A couple of Sundays ago, my ladyfriends and I wanted to meet for brunch–and it should be noted here that brunch in NYC can strangely fall anywhere between the hours of 10 a.m. and 8 p.m.–in my neighborhood of Williamsburg, which is uncharted territory for us as far as brunches go. We planned to check out Egg, which New York Magazine named Best Overall Breakfast this year, but their sign-in sheet was packed, and they stopped serving at 2, so we deliberated for a while
and then walked down to the Roebling Tea Room, which you will be incredibly interested to learn is named after the man who designed the Brooklyn Bridge. (And also the street that the restaurant sits on, but that’s better left unmentioned.)
My friend Emily had her brother’s Yorkiepoo (I know, right?) with her because she’d thought we’d be eating outside, and dogs on patios here are as numerous as taxicabs, but luckily Penny happens to be the cutest dog alive and won our waitress over with only a swish of her little hypoallergenic tail. It also helps that pretty much everyone who sees her mistakes her for a child’s plush toy at first, so Emily could just stuff Penny in her bag and let everyone believe she’s the kind of grown woman who’s unable to leave home without her playthings.
We were seated right away–despite the fact that we were a group of six and the place looked packed–in front of the nearly floor-to-ceiling windows that line the front wall and make it evident that the building was once a warehouse of some sort. They filled the room with light and ruined all of my pictures, but it was well worth it.
The walls were covered in green paper with white molding, antiquey sconces, and equestrians on white horses, the tables were thick, dark wood, and the waitresses were neighborhood women with infrequently-washed hair; funny how those things all fit together.
Bridgette ordered the baked cheddar eggs, which came in a little souffle crock next to a bigger crock of grits, surrounded by two huge slabs of raisin toast with apple butter. I’m used to scrambled eggs that I make myself from $1.99 grocery store cartons, so hers tasted dreamy to me, and her grits had a cheesy taste to them that we didn’t expect.

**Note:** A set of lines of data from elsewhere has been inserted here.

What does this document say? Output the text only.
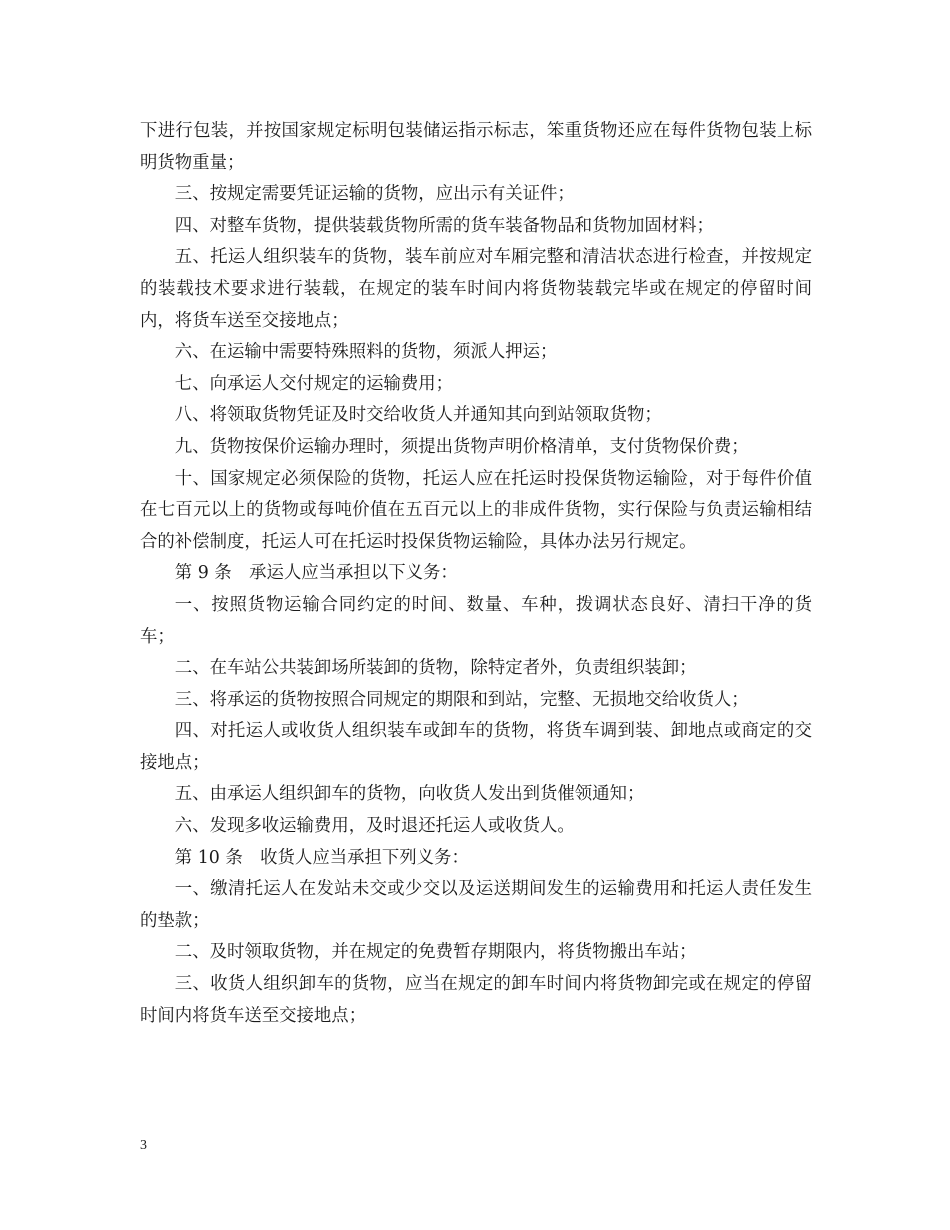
下进行包装，并按国家规定标明包装储运指示标志，笨重货物还应在每件货物包装上标明货物重量；

三、按规定需要凭证运输的货物，应出示有关证件；

四、对整车货物，提供装载货物所需的货车装备物品和货物加固材料；

五、托运人组织装车的货物，装车前应对车厢完整和清洁状态进行检查，并按规定的装载技术要求进行装载，在规定的装车时间内将货物装载完毕或在规定的停留时间内，将货车送至交接地点；

六、在运输中需要特殊照料的货物，须派人押运；

七、向承运人交付规定的运输费用；

八、将领取货物凭证及时交给收货人并通知其向到站领取货物；

九、货物按保价运输办理时，须提出货物声明价格清单，支付货物保价费；

十、国家规定必须保险的货物，托运人应在托运时投保货物运输险，对于每件价值在七百元以上的货物或每吨价值在五百元以上的非成件货物，实行保险与负责运输相结合的补偿制度，托运人可在托运时投保货物运输险，具体办法另行规定。

第 9 条　承运人应当承担以下义务：

一、按照货物运输合同约定的时间、数量、车种，拨调状态良好、清扫干净的货车；

二、在车站公共装卸场所装卸的货物，除特定者外，负责组织装卸；

三、将承运的货物按照合同规定的期限和到站，完整、无损地交给收货人；

四、对托运人或收货人组织装车或卸车的货物，将货车调到装、卸地点或商定的交接地点；

五、由承运人组织卸车的货物，向收货人发出到货催领通知；

六、发现多收运输费用，及时退还托运人或收货人。

第 10 条　收货人应当承担下列义务：

一、缴清托运人在发站未交或少交以及运送期间发生的运输费用和托运人责任发生的垫款；

二、及时领取货物，并在规定的免费暂存期限内，将货物搬出车站；

三、收货人组织卸车的货物，应当在规定的卸车时间内将货物卸完或在规定的停留时间内将货车送至交接地点；

3
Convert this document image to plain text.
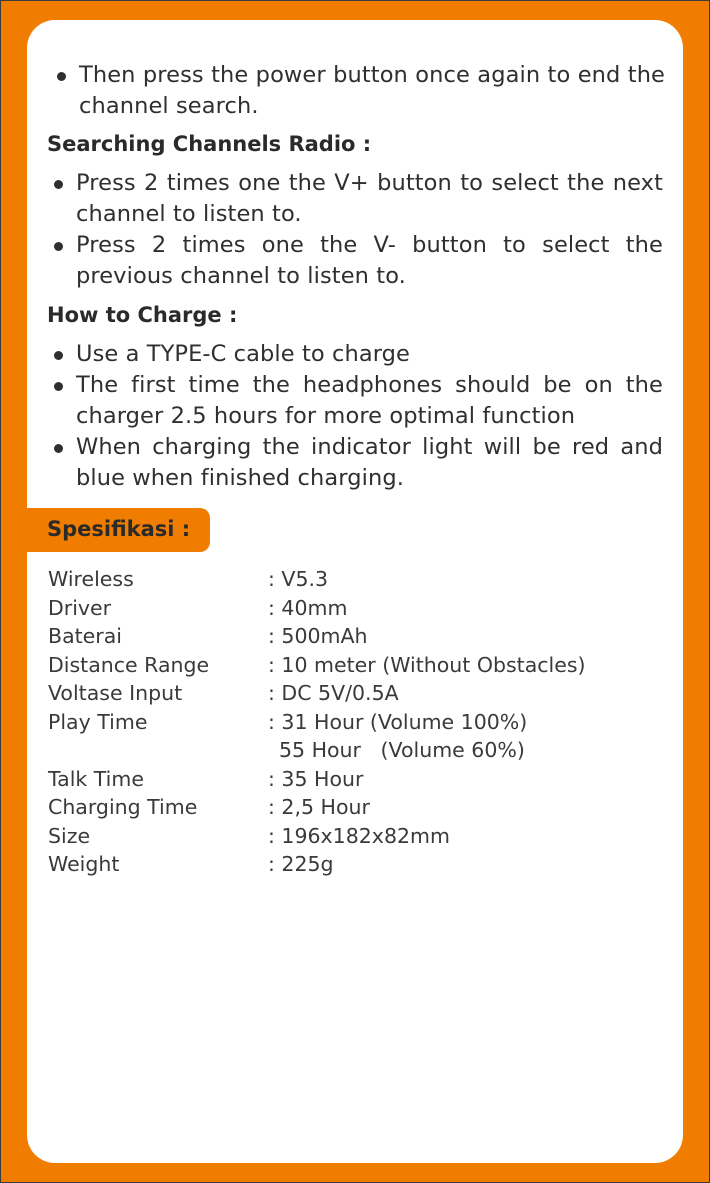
Then press the power button once again to end the channel search.
Searching Channels Radio :
Press 2 times one the V+ button to select the next channel to listen to.
Press 2 times one the V- button to select the previous channel to listen to.
How to Charge :
Use a TYPE-C cable to charge
The first time the headphones should be on the charger 2.5 hours for more optimal function
When charging the indicator light will be red and blue when finished charging.
Spesifikasi :
Wireless	: V5.3
Driver	: 40mm
Baterai	: 500mAh
Distance Range	: 10 meter (Without Obstacles)
Voltase Input	: DC 5V/0.5A
Play Time	: 31 Hour (Volume 100%)
55 Hour   (Volume 60%)
Talk Time	: 35 Hour
Charging Time	: 2,5 Hour
Size	: 196x182x82mm
Weight	: 225g
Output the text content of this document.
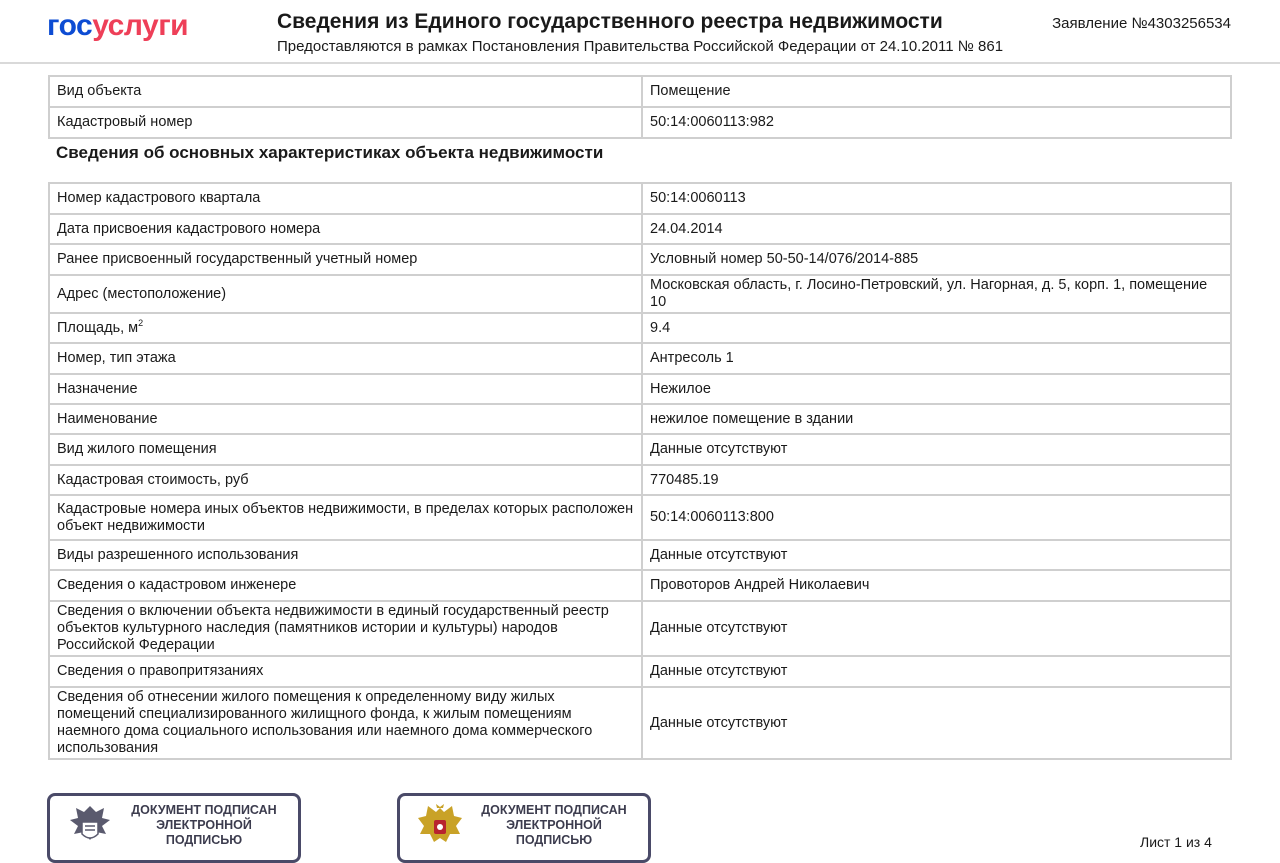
госуслуги	Сведения из Единого государственного реестра недвижимости
Предоставляются в рамках Постановления Правительства Российской Федерации от 24.10.2011 № 861
Заявление №4303256534
Вид объекта	Помещение
Кадастровый номер	50:14:0060113:982
Сведения об основных характеристиках объекта недвижимости
Номер кадастрового квартала	50:14:0060113
Дата присвоения кадастрового номера	24.04.2014
Ранее присвоенный государственный учетный номер	Условный номер 50-50-14/076/2014-885
Адрес (местоположение)	Московская область, г. Лосино-Петровский, ул. Нагорная, д. 5, корп. 1, помещение 10
Площадь, $м^2$	9.4
Номер, тип этажа	Антресоль 1
Назначение	Нежилое
Наименование	нежилое помещение в здании
Вид жилого помещения	Данные отсутствуют
Кадастровая стоимость, руб	770485.19
Кадастровые номера иных объектов недвижимости, в пределах которых расположен объект недвижимости	50:14:0060113:800
Виды разрешенного использования	Данные отсутствуют
Сведения о кадастровом инженере	Провоторов Андрей Николаевич
Сведения о включении объекта недвижимости в единый государственный реестр объектов культурного наследия (памятников истории и культуры) народов Российской Федерации	Данные отсутствуют
Сведения о правопритязаниях	Данные отсутствуют
Сведения об отнесении жилого помещения к определенному виду жилых помещений специализированного жилищного фонда, к жилым помещениям наемного дома социального использования или наемного дома коммерческого использования	Данные отсутствуют
ДОКУМЕНТ ПОДПИСАН ЭЛЕКТРОННОЙ ПОДПИСЬЮ
ДОКУМЕНТ ПОДПИСАН ЭЛЕКТРОННОЙ ПОДПИСЬЮ	Лист 1 из 4
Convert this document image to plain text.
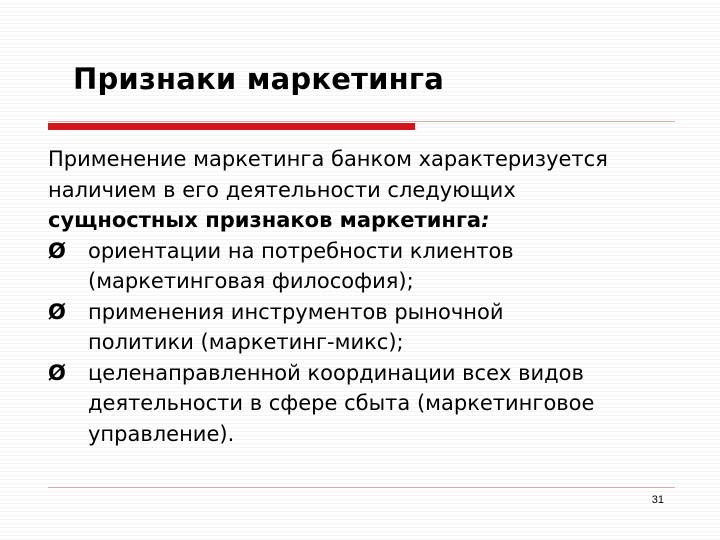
Признаки маркетинга
Применение маркетинга банком характеризуется
наличием в его деятельности следующих
сущностных признаков маркетинга:
Ø	ориентации на потребности клиентов
(маркетинговая философия);
Ø	применения инструментов рыночной
политики (маркетинг-микс);
Ø	целенаправленной координации всех видов
деятельности в сфере сбыта (маркетинговое
управление).
31
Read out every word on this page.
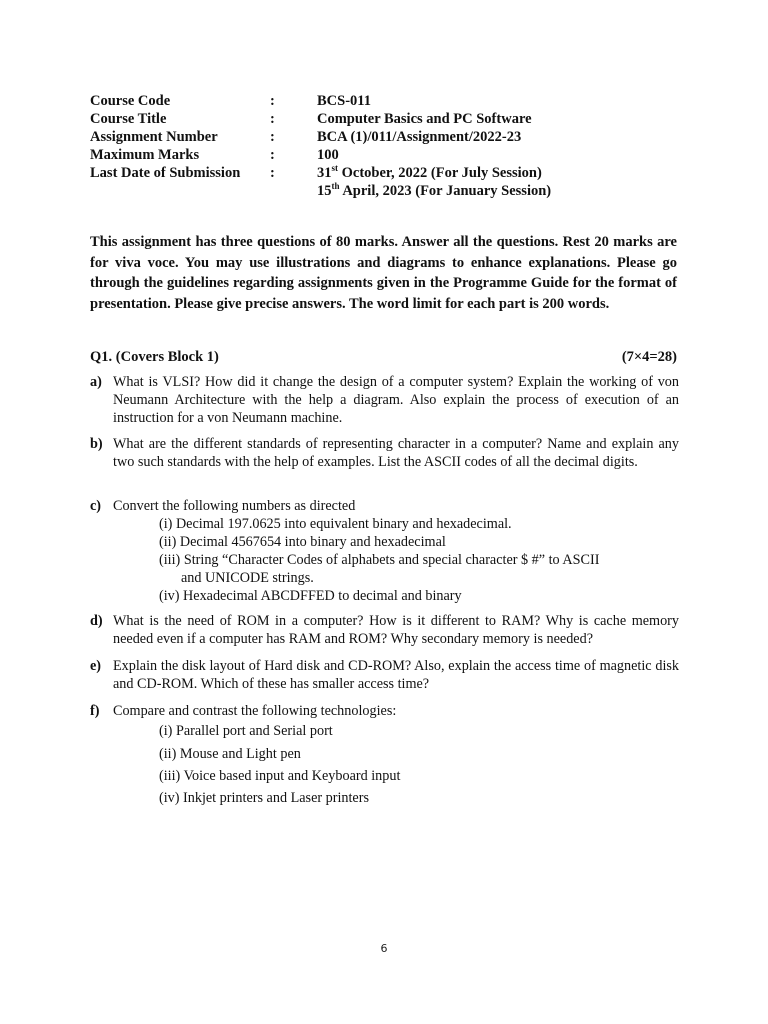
Course Code	:	BCS-011
Course Title	:	Computer Basics and PC Software
Assignment Number	:	BCA (1)/011/Assignment/2022-23
Maximum Marks	:	100
Last Date of Submission :	31st October, 2022 (For July Session)
15th April, 2023 (For January Session)

This assignment has three questions of 80 marks. Answer all the questions. Rest 20 marks are for viva voce. You may use illustrations and diagrams to enhance explanations. Please go through the guidelines regarding assignments given in the Programme Guide for the format of presentation. Please give precise answers. The word limit for each part is 200 words.

Q1. (Covers Block 1)	(7×4=28)
a) What is VLSI? How did it change the design of a computer system? Explain the working of von Neumann Architecture with the help a diagram. Also explain the process of execution of an instruction for a von Neumann machine.
b) What are the different standards of representing character in a computer? Name and explain any two such standards with the help of examples. List the ASCII codes of all the decimal digits.
c) Convert the following numbers as directed
(i) Decimal 197.0625 into equivalent binary and hexadecimal.
(ii) Decimal 4567654 into binary and hexadecimal
(iii) String “Character Codes of alphabets and special character $ #” to ASCII
and UNICODE strings.
(iv) Hexadecimal ABCDFFED to decimal and binary
d) What is the need of ROM in a computer? How is it different to RAM? Why is cache memory needed even if a computer has RAM and ROM? Why secondary memory is needed?
e) Explain the disk layout of Hard disk and CD-ROM? Also, explain the access time of magnetic disk and CD-ROM. Which of these has smaller access time?
f) Compare and contrast the following technologies:
(i) Parallel port and Serial port
(ii) Mouse and Light pen
(iii) Voice based input and Keyboard input
(iv) Inkjet printers and Laser printers
6
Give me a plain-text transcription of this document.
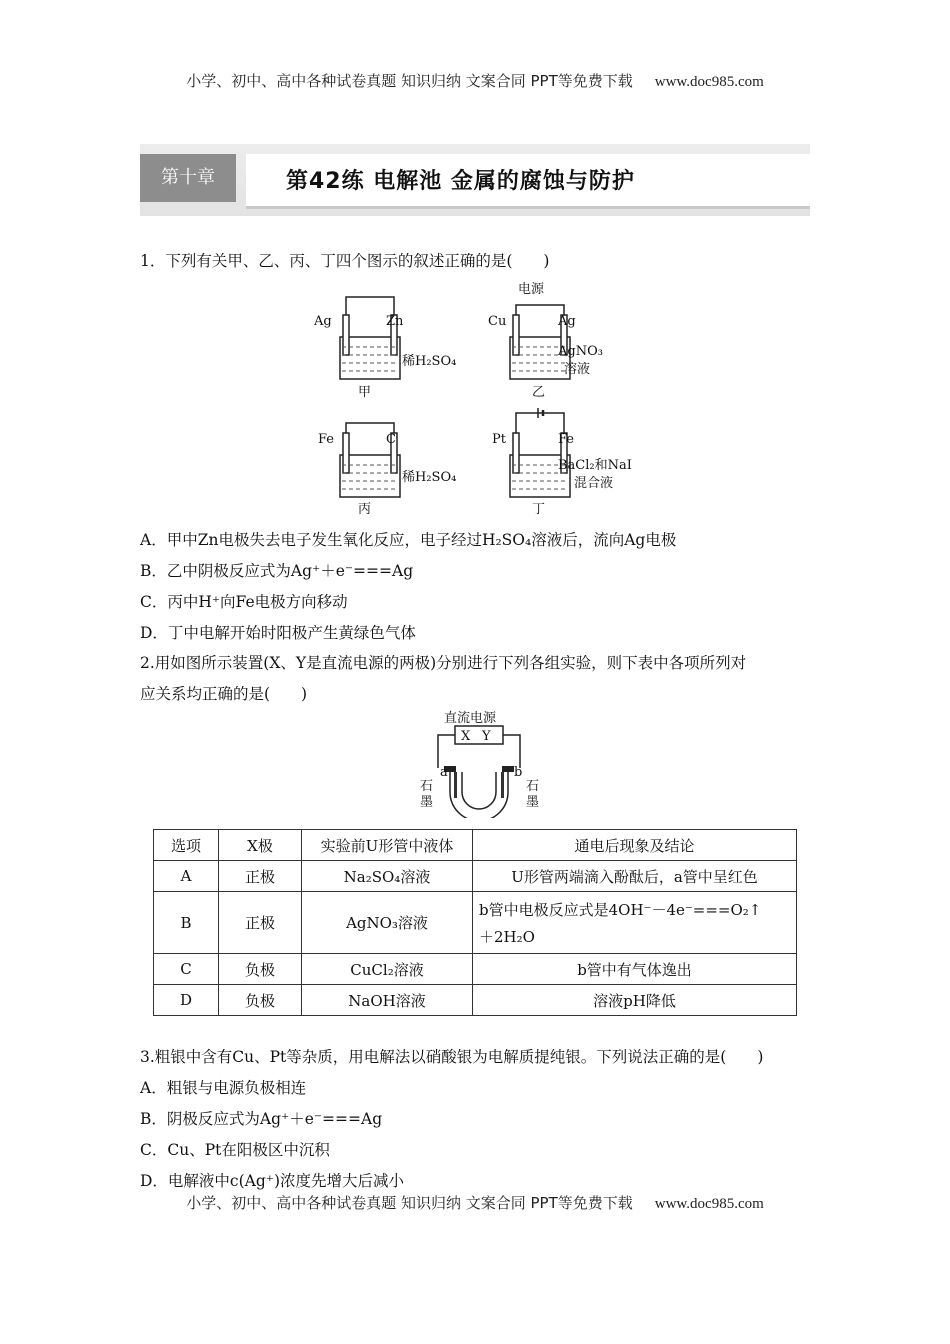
小学、初中、高中各种试卷真题 知识归纳 文案合同 PPT等免费下载 www.doc985.com
第十章	第42练 电解池 金属的腐蚀与防护
1．下列有关甲、乙、丙、丁四个图示的叙述正确的是(　　)
Ag	Zn
稀H₂SO₄
甲
电源
Cu	Ag
AgNO₃
溶液
乙
Fe	C
稀H₂SO₄
丙
Pt	Fe
BaCl₂和NaI
混合液
丁
A．甲中Zn电极失去电子发生氧化反应，电子经过H₂SO₄溶液后，流向Ag电极
B．乙中阴极反应式为Ag⁺＋e⁻===Ag
C．丙中H⁺向Fe电极方向移动
D．丁中电解开始时阳极产生黄绿色气体
2.用如图所示装置(X、Y是直流电源的两极)分别进行下列各组实验，则下表中各项所列对
应关系均正确的是(　　)
直流电源
X Y
a	b
石
墨
石
墨
选项	X极	实验前U形管中液体	通电后现象及结论
A	正极	Na₂SO₄溶液	U形管两端滴入酚酞后，a管中呈红色
B	正极	AgNO₃溶液	b管中电极反应式是4OH⁻－4e⁻===O₂↑
＋2H₂O

C	负极	CuCl₂溶液	b管中有气体逸出
D	负极	NaOH溶液	溶液pH降低
3.粗银中含有Cu、Pt等杂质，用电解法以硝酸银为电解质提纯银。下列说法正确的是(　　)
A．粗银与电源负极相连
B．阴极反应式为Ag⁺＋e⁻===Ag
C．Cu、Pt在阳极区中沉积
D．电解液中c(Ag⁺)浓度先增大后减小
小学、初中、高中各种试卷真题 知识归纳 文案合同 PPT等免费下载 www.doc985.com
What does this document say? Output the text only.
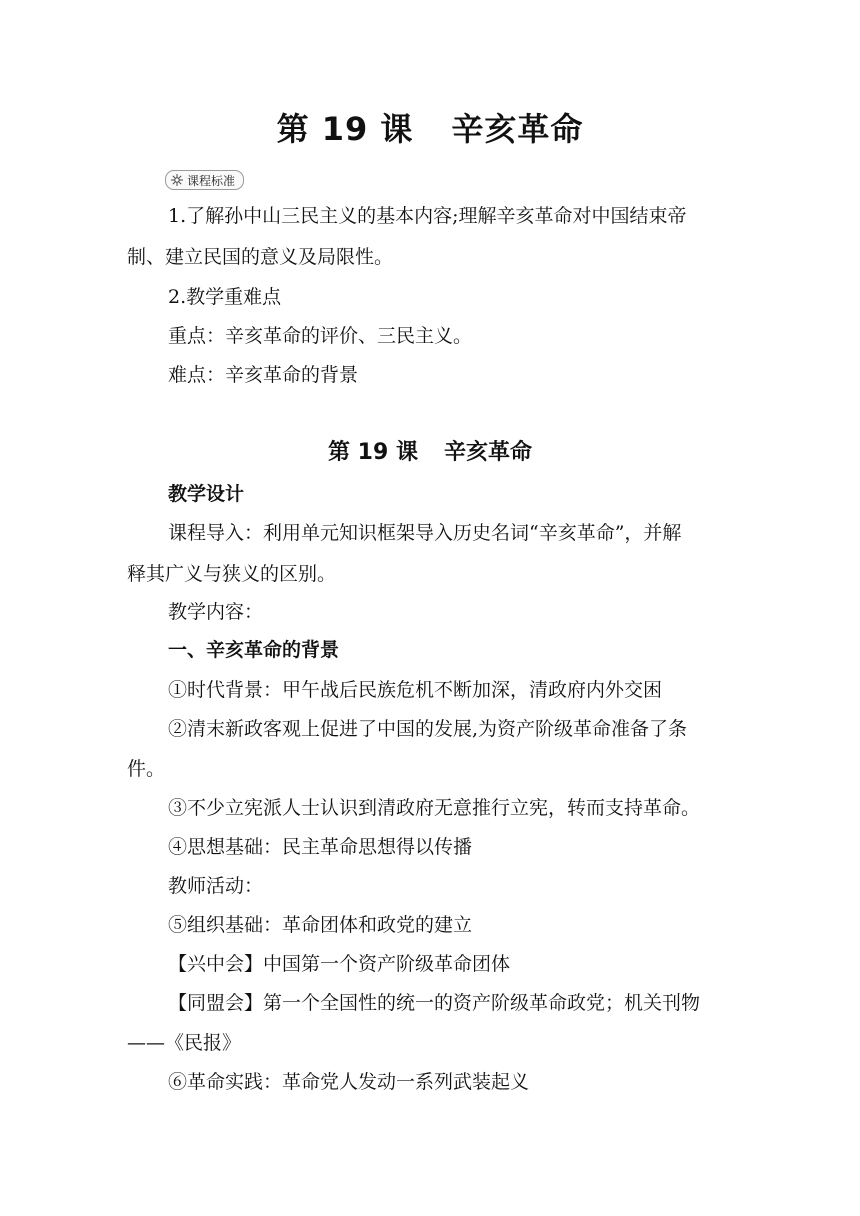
第 19 课 辛亥革命
课程标准
1.了解孙中山三民主义的基本内容;理解辛亥革命对中国结束帝
制、建立民国的意义及局限性。
2.教学重难点
重点：辛亥革命的评价、三民主义。
难点：辛亥革命的背景
第 19 课 辛亥革命
教学设计
课程导入：利用单元知识框架导入历史名词“辛亥革命”，并解
释其广义与狭义的区别。
教学内容：
一、辛亥革命的背景
①时代背景：甲午战后民族危机不断加深，清政府内外交困
②清末新政客观上促进了中国的发展,为资产阶级革命准备了条
件。
③不少立宪派人士认识到清政府无意推行立宪，转而支持革命。
④思想基础：民主革命思想得以传播
教师活动：
⑤组织基础：革命团体和政党的建立
【兴中会】中国第一个资产阶级革命团体
【同盟会】第一个全国性的统一的资产阶级革命政党；机关刊物
——《民报》
⑥革命实践：革命党人发动一系列武装起义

Emily and Beth ordered egg and cheese sandwiches that looked so boring to me on the menu but turned out to be monsters with dense, seeded bread and a folded heap of fillings. They’re a couple of dieting assholes and left the top of the bun untouched, and I was soooo jealous . . . until my pancake appeared.
The menu touted it as “A BIG BAKED PANCAKE (DUTCHSTYLE W RHUBARB & SPICED BUTTER)”, and never have capital letters been so appropriate. It filled the entire plate and more, piled high with warm fruit and a mound of flecked butter that had just begun to pool. The middle was a bit underdone for my taste, but the outside edge was delightfully crunchy, and the whole thing was filled with fruit. At the time, all of my friends and I were like, “Mmmmm, rhubarb!” But, umm, the menu was wrong, and we realized later that it was actually pears.
LaChantee and her boyfriend, Brandon, ordered a couple of salads that had exciting toppings but were still salads and therefore don’t deserve mention. But they did have homemade potato chips, and that’s the only reason I’m still friends with them.
Our food took approximately an hour to arrive, and no one seemed concerned about patting us on the head and thanking us for waiting, but that and the noise level in the place were the only drawbacks. My iced green tea latte tasted like the most delicious grass imaginable (and I mean that in a good way), and LaChantee loved The Lovers Tea, which arrived in a nicely sized pot with strawberries, vanilla, and sweet cream. The prices were very reasonable (and maybe even cheap) for the amount of food we got, and wine and tea list was extensive. After tasting what I did, I want to go back every week until I’ve tried the whole menu.
To wile away the afternoon, we headed to McCarren Park Pool (featured on this past season of “America’s Next Top Model”) for the Renegade Craft Fair and passed two people doing what appeared to be performance art. This pretty much sums up my neighborhood:
The craft fair took place in the pool, which has been drained for more than a decade now, and was rows and rows of vendors selling their homemade wares. Emily picked up enough Christmas presents to give the entire state of New York a happy holiday, but I kept my purchases to one necklace with a glass strawberry (mostly because I’m too cheap to spend $65 on a felted purse). HOWEVER, the fair was totally inspiring and made me want to go home and start making things right away. Those vintage-fabric skirts selling for $200? I could make one for $2. Those greeting cards with the funny phrases? My best friend and I have been thinking up even funnier ones for months now. And those $65 felted purses? I’m commissioning her to make one for me as we speak.
There was also this amazing project called 1 Bite 7 Days, which is going to be a documentary based on the Japanese proverb that says you gain seven days of life for every new food you try. I didn’t get to participate, because I was too interested in chowing down on Mister Softee ice cream,
but I love the idea of it, especially because Boyfriend Kamran has crammed so many exciting new foods down my throat in the year and nearly nine months I’ve been dating him. I think I should get seven extra years, by the way, for agreeing to eat the GONADS OF A SEA URCHIN with him.